Yeah, I read the whole thing, mostly going "Naw, I'm not doing that" or "How could anyone be so DUMB??"
But the part about having lots of things boxed up, untested... yeah, that's true. I've been buying things for twelve years - sometimes even having them shipped up there (to a friend's house) instead of to Virginia. One guy who bought me a big chainsaw laughs when I see him. He's gone through two or three chainsaws in the time since then, and mine's still in its box!

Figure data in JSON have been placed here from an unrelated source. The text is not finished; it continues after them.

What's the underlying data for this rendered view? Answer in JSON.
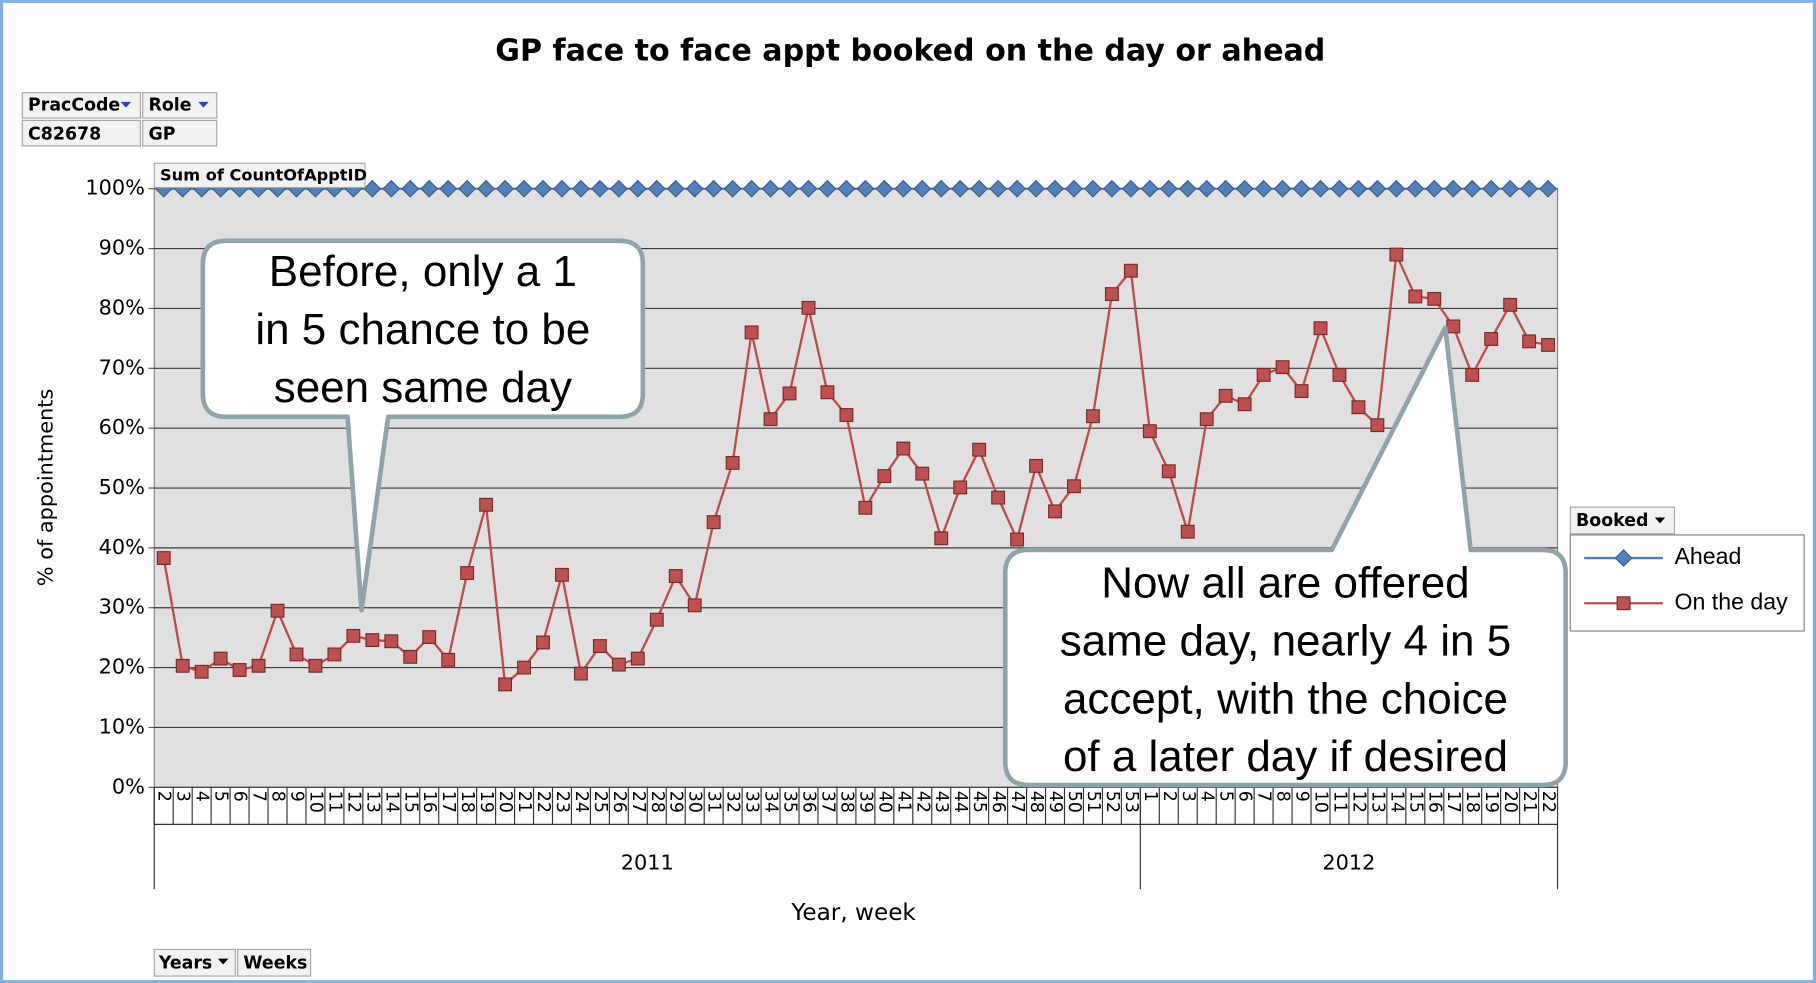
{
  "title": "GP face to face appt booked on the day or ahead",
  "filters": [
    {
      "name": "PracCode",
      "value": "C82678"
    },
    {
      "name": "Role",
      "value": "GP"
    }
  ],
  "row_fields": [
    "Years",
    "Weeks"
  ],
  "chart_data": {
    "type": "line",
    "value_field": "Sum of CountOfApptID",
    "y_label": "% of appointments",
    "x_label": "Year, week",
    "groups": [
      {
        "name": "2011",
        "categories": [
          "2",
          "3",
          "4",
          "5",
          "6",
          "7",
          "8",
          "9",
          "10",
          "11",
          "12",
          "13",
          "14",
          "15",
          "16",
          "17",
          "18",
          "19",
          "20",
          "21",
          "22",
          "23",
          "24",
          "25",
          "26",
          "27",
          "28",
          "29",
          "30",
          "31",
          "32",
          "33",
          "34",
          "35",
          "36",
          "37",
          "38",
          "39",
          "40",
          "41",
          "42",
          "43",
          "44",
          "45",
          "46",
          "47",
          "48",
          "49",
          "50",
          "51",
          "52",
          "53"
        ]
      },
      {
        "name": "2012",
        "categories": [
          "1",
          "2",
          "3",
          "4",
          "5",
          "6",
          "7",
          "8",
          "9",
          "10",
          "11",
          "12",
          "13",
          "14",
          "15",
          "16",
          "17",
          "18",
          "19",
          "20",
          "21",
          "22"
        ]
      }
    ],
    "ylim": [
      0,
      100
    ],
    "yticks": [
      {
        "value": 0,
        "label": "0%"
      },
      {
        "value": 10,
        "label": "10%"
      },
      {
        "value": 20,
        "label": "20%"
      },
      {
        "value": 30,
        "label": "30%"
      },
      {
        "value": 40,
        "label": "40%"
      },
      {
        "value": 50,
        "label": "50%"
      },
      {
        "value": 60,
        "label": "60%"
      },
      {
        "value": 70,
        "label": "70%"
      },
      {
        "value": 80,
        "label": "80%"
      },
      {
        "value": 90,
        "label": "90%"
      },
      {
        "value": 100,
        "label": "100%"
      }
    ],
    "grid": true,
    "legend_title": "Booked",
    "legend_position": "right",
    "series": [
      {
        "name": "Ahead",
        "color": "#4a7ebb",
        "marker": "diamond",
        "marker_color": "#4f81bd",
        "values": [
          100,
          100,
          100,
          100,
          100,
          100,
          100,
          100,
          100,
          100,
          100,
          100,
          100,
          100,
          100,
          100,
          100,
          100,
          100,
          100,
          100,
          100,
          100,
          100,
          100,
          100,
          100,
          100,
          100,
          100,
          100,
          100,
          100,
          100,
          100,
          100,
          100,
          100,
          100,
          100,
          100,
          100,
          100,
          100,
          100,
          100,
          100,
          100,
          100,
          100,
          100,
          100,
          100,
          100,
          100,
          100,
          100,
          100,
          100,
          100,
          100,
          100,
          100,
          100,
          100,
          100,
          100,
          100,
          100,
          100,
          100,
          100,
          100,
          100
        ]
      },
      {
        "name": "On the day",
        "color": "#be4b48",
        "marker": "square",
        "marker_color": "#c0504d",
        "values": [
          38.3,
          20.3,
          19.3,
          21.5,
          19.6,
          20.3,
          29.5,
          22.2,
          20.3,
          22.2,
          25.3,
          24.6,
          24.4,
          21.8,
          25.1,
          21.3,
          35.8,
          47.2,
          17.2,
          20.0,
          24.2,
          35.5,
          19.0,
          23.6,
          20.5,
          21.5,
          28.0,
          35.3,
          30.4,
          44.3,
          54.2,
          76.0,
          61.5,
          65.8,
          80.1,
          66.0,
          62.2,
          46.7,
          52.0,
          56.6,
          52.4,
          41.6,
          50.1,
          56.4,
          48.4,
          41.4,
          53.7,
          46.1,
          50.3,
          62.0,
          82.4,
          86.3,
          59.5,
          52.8,
          42.7,
          61.5,
          65.4,
          64.0,
          68.9,
          70.2,
          66.2,
          76.7,
          68.9,
          63.5,
          60.5,
          89.0,
          82.0,
          81.6,
          77.0,
          68.9,
          74.9,
          80.6,
          74.5,
          73.9
        ]
      }
    ],
    "annotations": [
      {
        "lines": [
          "Before, only a 1",
          "in 5 chance to be",
          "seen same day"
        ]
      },
      {
        "lines": [
          "Now all are offered",
          "same day, nearly 4 in 5",
          "accept, with the choice",
          "of a later day if desired"
        ]
      }
    ]
  }
}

I've got almost everything I could think of that could matter in an emergency and be reasonably stored long-term in a garage. Clothesline, spools of polyurethane, fertilizers, motor oil, kerosene lamps, propane... it goes on-and-on. Three extra-deep garage bays are almost full, floor to ceiling. I really need the barn. My wife may not be as tolerant of it all once she has to actually live with it!
Prepping ain't a small task since there's no telling what might go wrong. It takes an incredible amount of space just to store what you might need for one type of crisis! Trying to get ready for an economic calamity, a nuclear war, a nuclear winter, a conventional war, an epidemic, an E.M.P., a supervolcano, an ice age, an asteroid, comet or Hillary-butt strike, etc is too much.
So I've filled up my place with a bunch of mostly-unopened boxes, just trying to get ready for one type of disaster. Now I'm reading that it's a bad strategy? Great. You can't win around here.